In Rick Attig’s wondrous and moving story, “Malheur Refuge,” a foster father is forced to part with his foster daughter after his wife leaves them both. They spend their last day together on a journey to band sandhill cranes in the Malheur Wildlife Refuge in Oregon. This story beautifully navigates complex physical and emotional landscapes. “Malheur Refuge” is the third place winner of our Winter Short Story Award for New Writers. It is not to be missed.
“Sitting side by side, shoulder to shoulder like this, sometimes they can carry on an actual conversation. It’s when they face one another, when he can see the pain in her eyes, she the doubt in his, that he stammers and stumbles, she smiles and shuts up.”
Late at night, Lee sits on his unmade bed with a tumbler of melted ice and looks through a gap in the window blinds, searching the darkness for the flash of headlights. He’s still in his sweat-stained uniform, the patch with a leaping salmon and a fleeing duck high on the shoulder of his khaki shirt. Mia told him she was going to a dance with her new boyfriend, then maybe out to grab a burger afterward. She was supposed to be home by midnight, but now it’s almost one-thirty. Lee’s called twice and sent three texts. She’s not answering.

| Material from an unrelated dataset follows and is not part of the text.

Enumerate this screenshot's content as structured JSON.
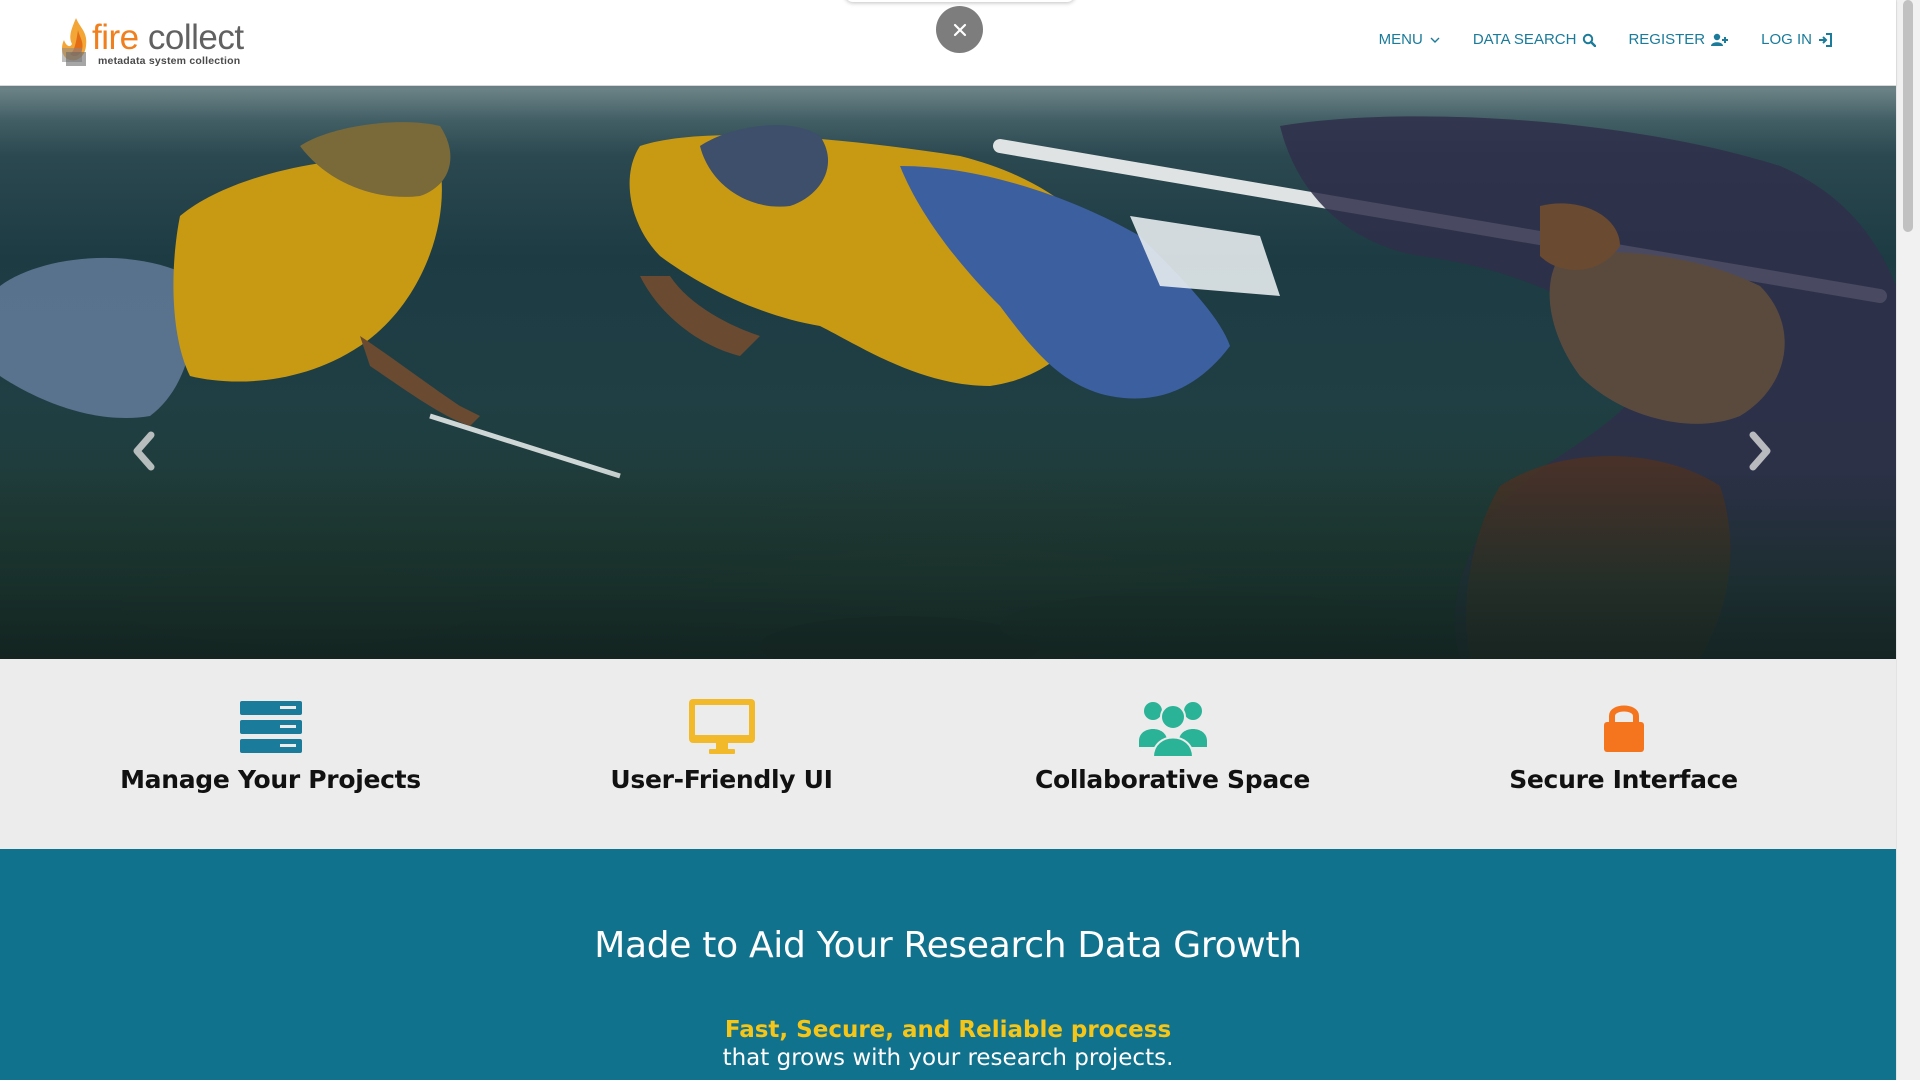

This one’s name is Brock. He looks at least eighteen, three years older than Mia. They’re always older, the boys who whoop and swoop around her like hungry crows. Brock was a starting tackle until he got caught sucking on a bong in the school parking lot and kicked off the team. Now he’s just another ranch kid fast going to seed. He came to pick Mia up in drooping jeans and a black t-shirt stretched over a promising beer gut and breasts bigger than hers.
Lee’s cracked the bedroom window to listen for the crunch of tires on gravel, but the only sound is the low, anxious chatter of a flock of weary Canada geese resting in the flooded pasture behind the house. Sitting there, he feels a sudden gust of fear, like a skier hesitating at the top of a steep slope in the late afternoon shadows, thinking how absurd it would be to fall and blow out a knee on the day’s final run. This is his last night as her foster father. She’s leaving tomorrow afternoon, moving, being moved, across a hundred and thirty miles of sagebrush to a new foster home in Redmond. It’s not her choice, or his. Their old farmhouse on the edge of the Malheur Wildlife Refuge, where Mia lived with him and his wife, Joni, for the past two years, no longer is a “suitable placement,” according to her caseworker. Two weeks ago Joni left him, taking only clothes, a few pictures, and a box of favorite books, like she was fleeing from a wildfire. Mia wanted to stay with him, but her caseworker nixed that idea. Hovering in the hall outside the kitchen he eavesdropped on that conversation and replays it again and again, Mia pleading, insisting she would be safe there, safe with him, the caseworker’s voice firm: “Honey, you know we can’t take that risk.”
Lee should have burst into the kitchen right then and fought for her. He knows how hard another move will be, another house of strangers, another new school, all those kids staring, sizing her up, sniffing for weakness. But he also knows how it would sound, how it would look: a forty-four-year-old man whose wife has just run off arguing that this girl who has been hurt so many times before ought to be left alone with him way the hell out in the middle of nowhere.